- Major cult center: Esagi
- Symbols: staff

= Alla (Mesopotamian god) =

Mesopotamian god

Alla or Alla-gula was a Mesopotamian god associated with the underworld. He functioned as the sukkal (attendant deity) of Ningishzida, and most likely was a dying god similar to Dumuzi and Damu, but his character is not well known otherwise. It is known that the settlement Esagi was his cult center, but its location is presently unknown.

==Name and character==
Alla's name was written in cuneiform either syllabically (^{d}Al-la or ^{d}Al-lá) or logographically (^{d}NAGAR). It might be related to or a pun on the Sumerian word al, "hoe". A variant form, Alla-gula, "Alla the great", is also attested. Additionally, the god list An = Anum indicates that he could be referred to with the Sumerian epithet Lugal-sapar, "lord of the net". (Note: The net is well attested as a divine weapon.)

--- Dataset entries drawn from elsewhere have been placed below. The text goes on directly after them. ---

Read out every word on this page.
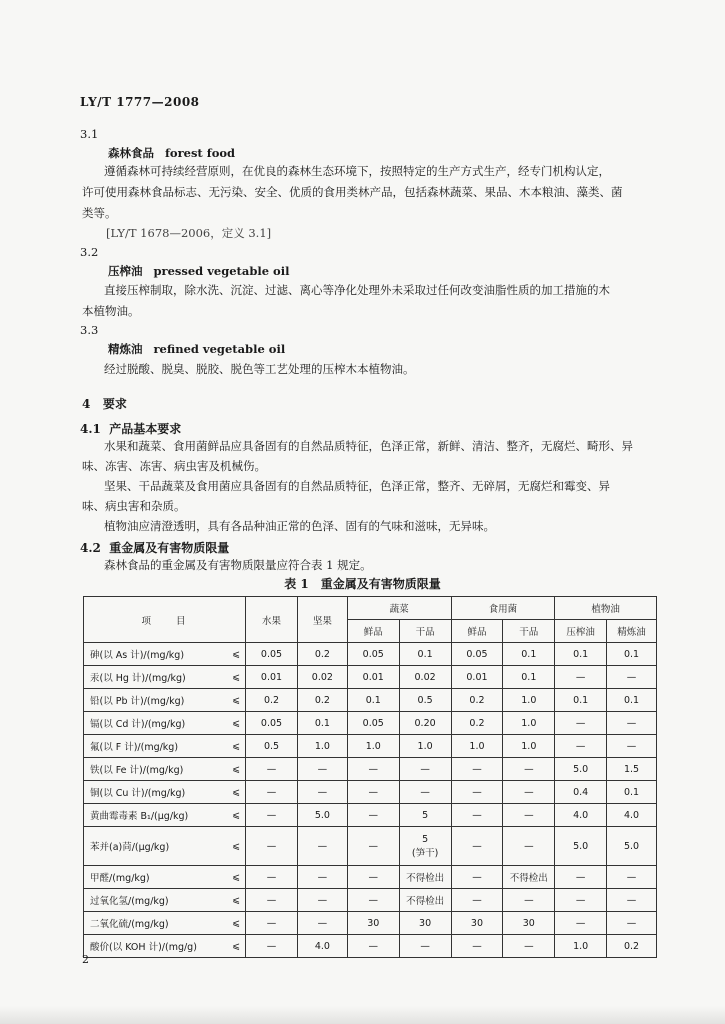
LY/T 1777—2008
3.1
森林食品 forest food
遵循森林可持续经营原则，在优良的森林生态环境下，按照特定的生产方式生产，经专门机构认定，
许可使用森林食品标志、无污染、安全、优质的食用类林产品，包括森林蔬菜、果品、木本粮油、藻类、菌
类等。
[LY/T 1678—2006，定义 3.1]
3.2
压榨油 pressed vegetable oil
直接压榨制取，除水洗、沉淀、过滤、离心等净化处理外未采取过任何改变油脂性质的加工措施的木
本植物油。
3.3
精炼油 refined vegetable oil
经过脱酸、脱臭、脱胶、脱色等工艺处理的压榨木本植物油。
4 要求
4.1 产品基本要求
水果和蔬菜、食用菌鲜品应具备固有的自然品质特征，色泽正常，新鲜、清洁、整齐，无腐烂、畸形、异
味、冻害、冻害、病虫害及机械伤。
坚果、干品蔬菜及食用菌应具备固有的自然品质特征，色泽正常，整齐、无碎屑，无腐烂和霉变、异
味、病虫害和杂质。
植物油应清澄透明，具有各品种油正常的色泽、固有的气味和滋味，无异味。
4.2 重金属及有害物质限量
森林食品的重金属及有害物质限量应符合表 1 规定。
表 1　重金属及有害物质限量
项　　目		水果	坚果	蔬菜		食用菌		植物油	
				鲜品	干品	鲜品	干品	压榨油	精炼油
砷(以 As 计)/(mg/kg)	⩽	0.05	0.2	0.05	0.1	0.05	0.1	0.1	0.1
汞(以 Hg 计)/(mg/kg)	⩽	0.01	0.02	0.01	0.02	0.01	0.1	—	—
铅(以 Pb 计)/(mg/kg)	⩽	0.2	0.2	0.1	0.5	0.2	1.0	0.1	0.1
镉(以 Cd 计)/(mg/kg)	⩽	0.05	0.1	0.05	0.20	0.2	1.0	—	—
氟(以 F 计)/(mg/kg)	⩽	0.5	1.0	1.0	1.0	1.0	1.0	—	—
铁(以 Fe 计)/(mg/kg)	⩽	—	—	—	—	—	—	5.0	1.5
铜(以 Cu 计)/(mg/kg)	⩽	—	—	—	—	—	—	0.4	0.1
黄曲霉毒素 B₁/(μg/kg)	⩽	—	5.0	—	5	—	—	4.0	4.0
苯并(a)苘/(μg/kg)	⩽	—	—	—	5
(笋干)	—	—	5.0	5.0
甲醛/(mg/kg)	⩽	—	—	—	不得检出	—	不得检出	—	—
过氧化氢/(mg/kg)	⩽	—	—	—	不得检出	—	—	—	—
二氧化硫/(mg/kg)	⩽	—	—	30	30	30	30	—	—
酸价(以 KOH 计)/(mg/g)	⩽	—	4.0	—	—	—	—	1.0	0.2
2
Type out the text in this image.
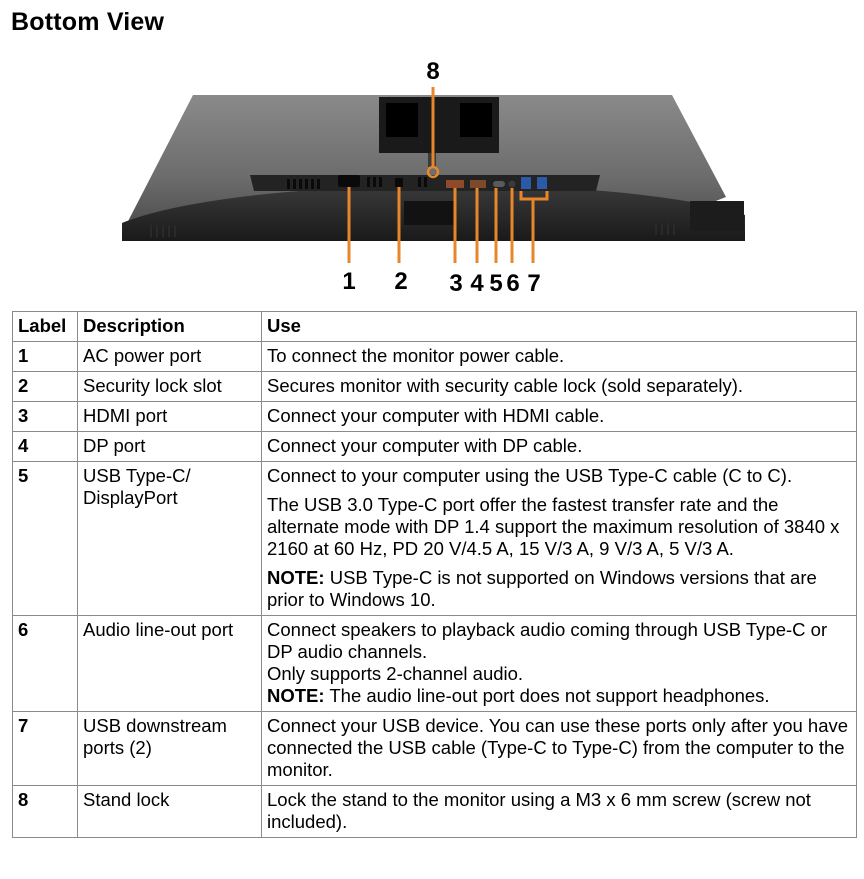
Bottom View
8
1 2 3 4 5 6 7
Label	Description	Use
1	AC power port	To connect the monitor power cable.
2	Security lock slot	Secures monitor with security cable lock (sold separately).
3	HDMI port	Connect your computer with HDMI cable.
4	DP port	Connect your computer with DP cable.
5	USB Type-C/ DisplayPort	Connect to your computer using the USB Type-C cable (C to C).

The USB 3.0 Type-C port offer the fastest transfer rate and the alternate mode with DP 1.4 support the maximum resolution of 3840 x 2160 at 60 Hz, PD 20 V/4.5 A, 15 V/3 A, 9 V/3 A, 5 V/3 A.

NOTE: USB Type-C is not supported on Windows versions that are prior to Windows 10.

6	Audio line-out port	Connect speakers to playback audio coming through USB Type-C or DP audio channels.
Only supports 2-channel audio.
NOTE: The audio line-out port does not support headphones.

7	USB downstream ports (2)	Connect your USB device. You can use these ports only after you have connected the USB cable (Type-C to Type-C) from the computer to the monitor.
8	Stand lock	Lock the stand to the monitor using a M3 x 6 mm screw (screw not included).
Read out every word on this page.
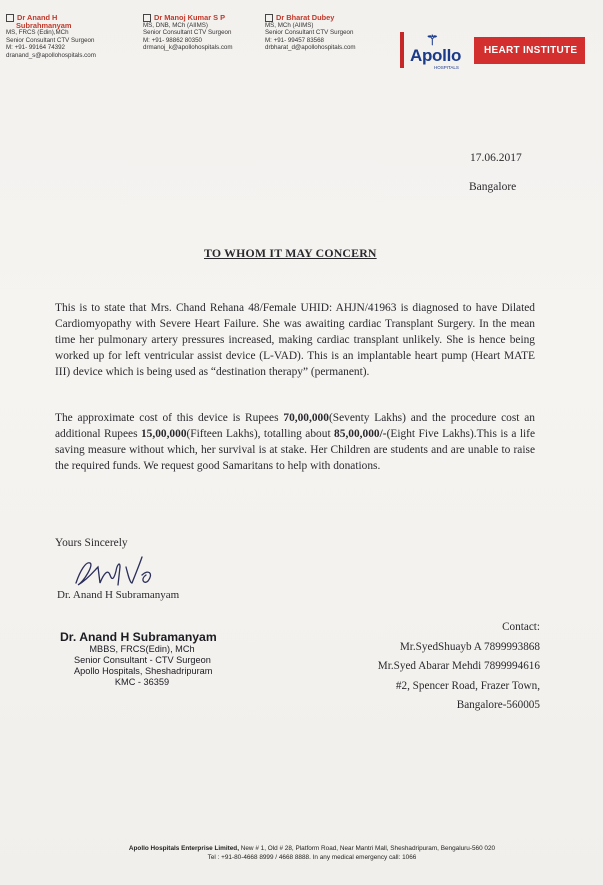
Dr Anand H
Subrahmanyam
MS, FRCS (Edin),MCh
Senior Consultant CTV Surgeon
M: +91- 99164 74392
dranand_s@apollohospitals.com
Dr Manoj Kumar S P
MS, DNB, MCh (AIIMS)
Senior Consultant CTV Surgeon
M: +91- 98862 80350
drmanoj_k@apollohospitals.com
Dr Bharat Dubey
MS, MCh (AIIMS)
Senior Consultant CTV Surgeon
M: +91- 99457 83568
drbharat_d@apollohospitals.com	⚚
Apollo
HOSPITALS
HEART INSTITUTE
17.06.2017
Bangalore
TO WHOM IT MAY CONCERN

This is to state that Mrs. Chand Rehana 48/Female UHID: AHJN/41963 is diagnosed to have Dilated Cardiomyopathy with Severe Heart Failure. She was awaiting cardiac Transplant Surgery. In the mean time her pulmonary artery pressures increased, making cardiac transplant unlikely. She is hence being worked up for left ventricular assist device (L-VAD). This is an implantable heart pump (Heart MATE III) device which is being used as “destination therapy” (permanent).

The approximate cost of this device is Rupees 70,00,000(Seventy Lakhs) and the procedure cost an additional Rupees 15,00,000(Fifteen Lakhs), totalling about 85,00,000/-(Eight Five Lakhs).This is a life saving measure without which, her survival is at stake. Her Children are students and are unable to raise the required funds. We request good Samaritans to help with donations.

Yours Sincerely
Dr. Anand H Subramanyam
Dr. Anand H Subramanyam
MBBS, FRCS(Edin), MCh
Senior Consultant - CTV Surgeon
Apollo Hospitals, Sheshadripuram
KMC - 36359
Contact:
Mr.SyedShuayb A 7899993868
Mr.Syed Abarar Mehdi 7899994616
#2, Spencer Road, Frazer Town,
Bangalore-560005
Apollo Hospitals Enterprise Limited, New # 1, Old # 28, Platform Road, Near Mantri Mall, Sheshadripuram, Bengaluru-560 020
Tel : +91-80-4668 8999 / 4668 8888. In any medical emergency call: 1066
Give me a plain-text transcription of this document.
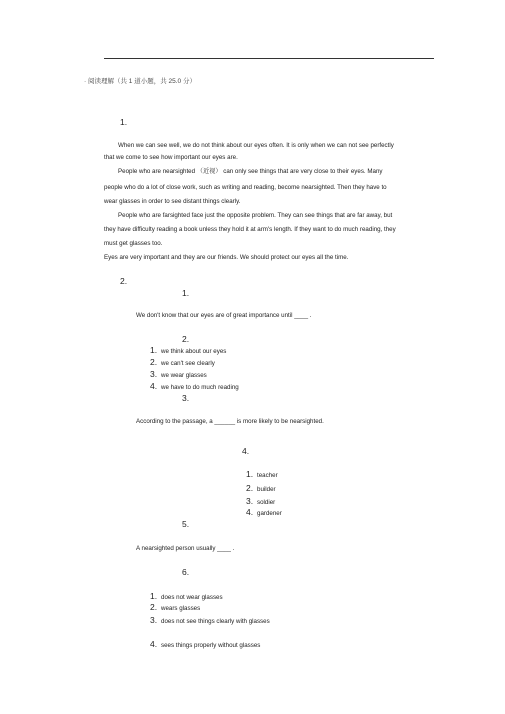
· 阅读理解（共 1 道小题，共 25.0 分）
1.
When we can see well, we do not think about our eyes often. It is only when we can not see perfectly
that we come to see how important our eyes are.
People who are nearsighted （近视） can only see things that are very close to their eyes. Many
people who do a lot of close work, such as writing and reading, become nearsighted. Then they have to
wear glasses in order to see distant things clearly.
People who are farsighted face just the opposite problem. They can see things that are far away, but
they have difficulty reading a book unless they hold it at arm's length. If they want to do much reading, they
must get glasses too.
Eyes are very important and they are our friends. We should protect our eyes all the time.
2.
1.
We don't know that our eyes are of great importance until ____ .
2.
1. we think about our eyes
2. we can't see clearly
3. we wear glasses
4. we have to do much reading
3.
According to the passage, a ______ is more likely to be nearsighted.
4.
1. teacher
2. builder
3. soldier
4. gardener
5.
A nearsighted person usually ____ .
6.
1. does not wear glasses
2. wears glasses
3. does not see things clearly with glasses
4. sees things properly without glasses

The character of Alla is poorly understood, but it is agreed that he was associated with the underworld. He belonged to the circle of deities connected with Ninazu and Ningishzida, and functioned as the sukkal (divine attendant) of the latter. He is also well attested as one of the dying gods mentioned in lamentations, and on this basis it has been argued he was viewed as comparable to better known Dumuzi. According to Wilfred G. Lambert, a single Old Babylonian text seemingly outright equates them with each other. Comparisons with Damu have also been made in modern literature.

In art, Alla was depicted as a bald beardless man, and known representations do not wear the horned crown associated with divinity in Mesopotamian art. Frans Wiggermann argues that he was additionally portrayed holding a staff, well attested as a badge of office of the sukkal.

===Alla and Allatum===
Wilfred G. Lambert proposed in 1980 that the goddess Allatum was the Akkadian feminine counterpart of Alla. However, in 1989 Gernot Wilhelm noted that no plausible Akkadian etymology has been proposed for her name, and the most likely possibility is that it was simply a variant spelling of Allani, the Hurrian goddess of the dead, whose name is related to the Hurrian word allai, mistress. This view has been accepted by Tonia Sharlach and Alfonso Archi in subsequent studies of this goddess . Sharlach entirely rules out a connection between Alla and Allatum/Allani based on their different roles and origin.

==Worship==
Alla is attested chiefly in sources from the Ur III and Old Babylonian periods. The settlement Esagi is identified as his cult center in texts pertaining to dying deities, but its location is unknown. There is evidence that he was worshiped in Gišbanda, the cult center of Ningishzida, and it is possible a statue of him was located in the temple of that god in Lagash as well. He was also venerated in Ur, where he appears in offering lists alongside Ninazu, Ningirida, Ningishzida, Azimua and Ninpumuna. Additionally, the worship of "Alla-gula" is well attested in sources from Nippur from the Ur III period pertaining to the activities of queen Shulgi-simti.

==Late sources==
In a bilingual myth (tablet KAR 4 and duplicates), mankind is created from the blood of a plurality of deities referred to with the logogram ^{d}NAGAR, variously interpreted as either Alla or Lamga in modern literature. According to Wilfred G. Lambert based on context the later option is implausible as the reading relies on the explanation ^{lam-ga d}NAGAR = ^{d}30 in a lexical list, which refers to a name of the moon god Sin. Manfred Krebernik notes that the account resembles the scene in Atrahasis where the blood of ^{d}W-e(-i-la) is used instead. Selena Wisnom points out Alla is also the name applied to the god in the Standard Babylonian version of Atrahasis, replacing Wê known from Old Babylonian copies. She suggests that in this context his name was understood as a pun on the word al, "hoe", referencing his role as a worker. On this basis she argues that a parallel exists between Alla and Qingu, whose name might be derived from the word kiĝ_{2}, "to work", and who in the Enūma Eliš is similarly killed after rebelling in order to provide blood needed for the creation for mankind. However, she stresses Qingu cannot be considered a direct equivalent of Alla and Wê, as he plays a more active role as an antagonist in the narrative before being killed.

In late sources, Alla is also attested in lists of so-called "seven conquered Enlils" alongside figures such as Mummu and Alalu. In this context, the theonym Enlil is used as a generic label. The deities designated as "conquered Enlils" were associated with Enmesharra.